Grundsteinsegnung für das Pfarrheim in Wellheim. Ein Traum wird Wahrheit

Seit April 2007 beschäftigen sich die Verantwortlichen mit diesem Bau. Im Rahmen der zweijährigen Vorbereitungsphase wurde viel Elan von den Kirchenstiftungen und dem Pfarrgemeinderat in das Projekt gesteckt. Engagiert haben sich die Kirchenverwaltungen der großen Aufgabe angenommen. Besonders intensiv widmete sich unser verstorbener Kirchenpfleger Michael Schimmer. Ihm war der Neubau zu einem Herzensanliegen geworden. Ohne sein treibendes Engagement wäre der heutige Fortschritt nicht denkbar. Seine Nachfolger mühten sich sehr, das Begonnene zu vollenden. So galt es ein Konzept zu entwickeln, in dem sich alle Beteiligten wieder finden.
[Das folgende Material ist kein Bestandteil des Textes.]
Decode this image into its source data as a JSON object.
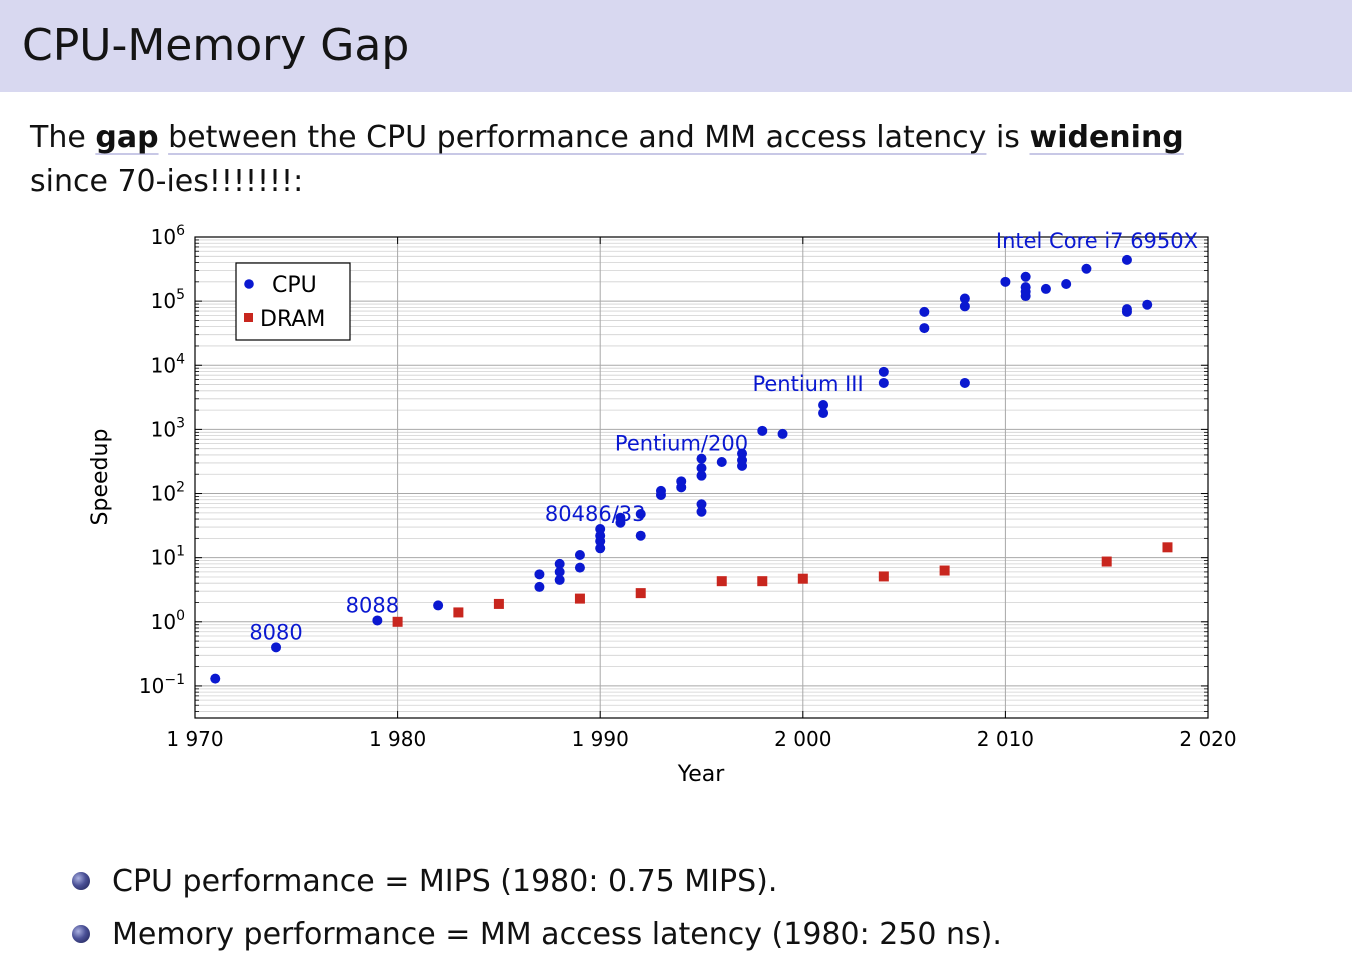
{
  "slide": {
    "title": "CPU-Memory Gap",
    "intro": {
      "t1": "The ",
      "gap": "gap",
      "t2": "between the CPU performance and MM access latency",
      "t3": " is ",
      "widening": "widening",
      "t4": "since 70-ies!!!!!!!:"
    },
    "bullets": [
      "CPU performance = MIPS (1980: 0.75 MIPS).",
      "Memory performance = MM access latency (1980: 250 ns)."
    ]
  },
  "chart_data": {
    "type": "scatter",
    "xlabel": "Year",
    "ylabel": "Speedup",
    "xlim": [
      1970,
      2020
    ],
    "ylim_log10": [
      -1.5,
      6
    ],
    "yscale": "log",
    "x_ticks": [
      1970,
      1980,
      1990,
      2000,
      2010,
      2020
    ],
    "x_tick_labels": [
      "1 970",
      "1 980",
      "1 990",
      "2 000",
      "2 010",
      "2 020"
    ],
    "y_tick_exponents": [
      -1,
      0,
      1,
      2,
      3,
      4,
      5,
      6
    ],
    "grid": true,
    "legend_position": "top-left",
    "series": [
      {
        "name": "CPU",
        "color": "#0a18d0",
        "marker": "circle",
        "points": [
          [
            1971,
            0.13
          ],
          [
            1974,
            0.4
          ],
          [
            1979,
            1.05
          ],
          [
            1982,
            1.8
          ],
          [
            1987,
            3.5
          ],
          [
            1987,
            5.5
          ],
          [
            1988,
            4.5
          ],
          [
            1988,
            6.0
          ],
          [
            1988,
            8.0
          ],
          [
            1989,
            7.0
          ],
          [
            1989,
            11
          ],
          [
            1990,
            14
          ],
          [
            1990,
            18
          ],
          [
            1990,
            22
          ],
          [
            1990,
            28
          ],
          [
            1991,
            35
          ],
          [
            1991,
            42
          ],
          [
            1992,
            22
          ],
          [
            1992,
            48
          ],
          [
            1993,
            95
          ],
          [
            1993,
            110
          ],
          [
            1994,
            125
          ],
          [
            1994,
            155
          ],
          [
            1995,
            52
          ],
          [
            1995,
            68
          ],
          [
            1995,
            190
          ],
          [
            1995,
            250
          ],
          [
            1995,
            350
          ],
          [
            1996,
            310
          ],
          [
            1997,
            270
          ],
          [
            1997,
            330
          ],
          [
            1997,
            420
          ],
          [
            1998,
            950
          ],
          [
            1999,
            850
          ],
          [
            2001,
            1800
          ],
          [
            2001,
            2400
          ],
          [
            2004,
            5300
          ],
          [
            2004,
            7900
          ],
          [
            2006,
            38000
          ],
          [
            2006,
            68000
          ],
          [
            2008,
            5300
          ],
          [
            2008,
            83000
          ],
          [
            2008,
            110000
          ],
          [
            2010,
            200000
          ],
          [
            2011,
            120000
          ],
          [
            2011,
            140000
          ],
          [
            2011,
            165000
          ],
          [
            2011,
            240000
          ],
          [
            2012,
            155000
          ],
          [
            2013,
            185000
          ],
          [
            2014,
            320000
          ],
          [
            2016,
            68000
          ],
          [
            2016,
            75000
          ],
          [
            2016,
            440000
          ],
          [
            2017,
            88000
          ]
        ]
      },
      {
        "name": "DRAM",
        "color": "#c8261e",
        "marker": "square",
        "points": [
          [
            1980,
            1.0
          ],
          [
            1983,
            1.4
          ],
          [
            1985,
            1.9
          ],
          [
            1989,
            2.3
          ],
          [
            1992,
            2.8
          ],
          [
            1996,
            4.3
          ],
          [
            1998,
            4.3
          ],
          [
            2000,
            4.7
          ],
          [
            2004,
            5.1
          ],
          [
            2007,
            6.3
          ],
          [
            2015,
            8.7
          ],
          [
            2018,
            14.5
          ]
        ]
      }
    ],
    "annotations": [
      {
        "text": "8080",
        "x": 1974,
        "y": 0.4
      },
      {
        "text": "8088",
        "x": 1979,
        "y": 1.05
      },
      {
        "text": "80486/33",
        "x": 1990,
        "y": 28
      },
      {
        "text": "Pentium/200",
        "x": 1995,
        "y": 350
      },
      {
        "text": "Pentium III",
        "x": 2001,
        "y": 2400
      },
      {
        "text": "Intel Core i7 6950X",
        "x": 2016,
        "y": 440000
      }
    ]
  }
}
Am 24. Juni 2009 konnten wir die Grundsteinsegnung für den Pfarrheimbau begehen.
Wir nutzten die Anwesenheit von Bischof Dr. Jose Porunnedom, um den offiziellen Start zu besiegeln. Er segnete den Grundstein, in dem eine Ampulle eingelassen wurde. Sie soll den nachfolgenden Generationen zeigen, wer für dieses Gebäude verantwortlich zeichnet.
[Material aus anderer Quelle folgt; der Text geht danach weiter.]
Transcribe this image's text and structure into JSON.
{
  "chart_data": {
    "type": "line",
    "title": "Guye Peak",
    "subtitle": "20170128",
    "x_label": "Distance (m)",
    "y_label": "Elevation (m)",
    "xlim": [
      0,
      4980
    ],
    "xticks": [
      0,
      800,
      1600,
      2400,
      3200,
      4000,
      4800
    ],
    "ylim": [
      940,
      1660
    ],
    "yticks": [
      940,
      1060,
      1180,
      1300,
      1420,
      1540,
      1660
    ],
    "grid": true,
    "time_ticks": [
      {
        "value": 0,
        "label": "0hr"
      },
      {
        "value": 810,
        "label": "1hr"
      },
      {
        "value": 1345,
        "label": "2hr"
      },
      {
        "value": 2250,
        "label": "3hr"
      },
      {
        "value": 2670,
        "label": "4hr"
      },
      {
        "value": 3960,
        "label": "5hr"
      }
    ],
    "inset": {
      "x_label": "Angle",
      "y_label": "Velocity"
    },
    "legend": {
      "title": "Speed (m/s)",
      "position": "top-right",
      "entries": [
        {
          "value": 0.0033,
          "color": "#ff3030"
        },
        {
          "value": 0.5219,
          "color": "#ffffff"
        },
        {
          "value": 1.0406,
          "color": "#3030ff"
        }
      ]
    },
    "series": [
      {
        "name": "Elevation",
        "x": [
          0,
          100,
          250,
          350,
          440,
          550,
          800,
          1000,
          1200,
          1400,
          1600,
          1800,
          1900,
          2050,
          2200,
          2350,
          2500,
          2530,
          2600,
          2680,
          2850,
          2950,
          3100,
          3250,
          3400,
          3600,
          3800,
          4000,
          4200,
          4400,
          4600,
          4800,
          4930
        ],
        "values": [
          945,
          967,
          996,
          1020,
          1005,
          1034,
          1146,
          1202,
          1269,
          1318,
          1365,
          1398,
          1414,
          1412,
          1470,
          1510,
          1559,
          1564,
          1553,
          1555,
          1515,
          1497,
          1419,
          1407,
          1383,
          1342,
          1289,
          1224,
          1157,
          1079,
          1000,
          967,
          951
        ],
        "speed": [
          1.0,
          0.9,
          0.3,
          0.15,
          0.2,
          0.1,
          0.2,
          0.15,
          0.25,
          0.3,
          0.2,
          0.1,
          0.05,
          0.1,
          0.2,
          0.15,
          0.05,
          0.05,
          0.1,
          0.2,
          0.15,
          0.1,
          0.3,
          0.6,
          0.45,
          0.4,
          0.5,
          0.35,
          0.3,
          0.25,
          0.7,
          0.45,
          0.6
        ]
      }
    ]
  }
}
Mit Pfarrer Sebastian freuten sich die Vertreter der Kirchenverwaltungen Wellheim, Konstein und Gammersfeld, die Mitglieder des Pfarrgemeinderates sowie die Vertreter der politischen Gemeinde.
Viele Pfarrangehörige kamen in den Pfarrgarten, um der Zeremonie beizuwohnen. Die verwendete Edelstahlampulle fertigte der Schwiegersohn von Frau Brunhilde Mertel. Für den passenden Grundstein sorgte Roland Stampfer. Beiden sagen wir an dieser Stelle ein herzliches vergelt’s Gott.

„Als Pfarrgemeinde sind wir sehr dankbar dafür, dass sich die politische Gemeinde Wellheim an unserem Vorhaben beteiligt“, sagte Pfr. Sebastian. So können Pfarrei und Kommune Nutznießer dieses zukunftsweisenden Projekts werden. Er rief die gesamte Pfarrgemeinde dazu auf, das Projekt zu unterstützen. Jeder einzelne kann einen Beitrag leisten.  „Wir freuen uns über Ihre tatkräftige Mitarbeit ebenso wie über jeden Euro, den Sie als Spende dafür aufbringen können“ rief er den Anwesenden zu. 

Neben den kirchlichen Vertretern waren Repräsentanten der Marktgemeinde anwesend. Bürgermeister Robert Husterer, 2. Bürgermeister Reinhold Bauch und Mitglieder des Marktrates waren erschienen, um ihre Verbundenheit zur Pfarrei zu zeigen. Schon mit einem Marktratsbeschluss von 2008, der 2009 erneut bestätigt wurde, sagte die Marktgemeinde einen Zuschuss von 100.000 Euro zu. Dafür kann die politische Gemeinde den Neubau auch für ihre Zwecke nutzen. Eine dementsprechende Nutzungsvereinbarung zwischen beiden Körperschaften wird momentan ausgearbeitet und geschlossen. 

Damit es mit dem Projekt zügig voran geht, wurde Altbürgermeister Karl Forster als Projektkoordinator bestellt. Er ist zukünftig der direkte Ansprechpartner für die am Bau beteiligen Firmen und wird in Kooperation mit den Kirchenverwaltungen zum Bau des Gebäudes beitragen. Wir danken Herrn Forster, dass er sein langjähriges Knowhow der Pfarrei zur Verfügung stellt.